Tony explains that event-processing "technologies are diverse, and so are the use cases. For starters, lets ask, just what is event processing? Some call it event processing to refer to something generic; there is also complex event processing where you parse intricate sequences of events or occurrences that could only be detectable by machine; and then there is business event processing, which is the idea that we’re not just talking about events in the abstract."

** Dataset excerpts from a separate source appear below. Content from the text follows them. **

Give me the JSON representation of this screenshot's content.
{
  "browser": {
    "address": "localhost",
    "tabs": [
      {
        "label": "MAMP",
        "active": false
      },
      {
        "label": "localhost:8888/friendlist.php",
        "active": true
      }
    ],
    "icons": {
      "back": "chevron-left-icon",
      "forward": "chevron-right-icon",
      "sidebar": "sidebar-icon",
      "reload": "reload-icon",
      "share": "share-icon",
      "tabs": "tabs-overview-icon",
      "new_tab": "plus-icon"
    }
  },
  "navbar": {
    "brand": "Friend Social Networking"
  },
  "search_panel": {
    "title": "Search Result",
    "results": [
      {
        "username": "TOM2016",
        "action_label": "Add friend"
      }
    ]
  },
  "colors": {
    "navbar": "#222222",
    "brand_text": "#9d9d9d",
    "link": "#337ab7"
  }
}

Tony says BEP takes in a huge range of disciplines, including  high performance, low latency, high throughout, structured and/or unstructured text or rich media data, and detection of highly complex event patterns requiring complex rules processing, among other things. In other words, a lot of solutions from a lot of different areas of IT, and some of them non-trivial implementations:

"We wonder whether there is such a thing an event, business event, or complex event processing market per se. We have our doubts, not because the category is so difficult to bound, but because event processing is not an end in itself or discrete market. Instead, event processing is part of business solutions ranging from telco provisioning to capital markets trading, check or credit clearing, supply chain optimization, law enforcement and homeland security, and so on."

IBM seems intent on offering some sort of point solutions that would at least get some companies started on the road to BEP. Big Blue says the purpose of BEP technology is to "automatically track, analyze and respond to changing business conditions -- whether the events that trigger them are planned or unplanned."

Why is this important? IBM cites the explosion of business information from email, voicemail and new sources such as RFID, and estimates that there are now up to 72 quadrillion unique business events generated worldwide each day. "The ability to process these information streams quickly and accurately is one of the most complex tasks facing businesses today, requiring massive computing power and the most advanced software and hardware available."

Gartner VP Roy Schulte recently estimated that a typical large company may have up to a trillion events per day somewhere within its networks."

The question is, of course, which of these billions and trillions of events need to be captured and automated. That's going to take a while to sort out.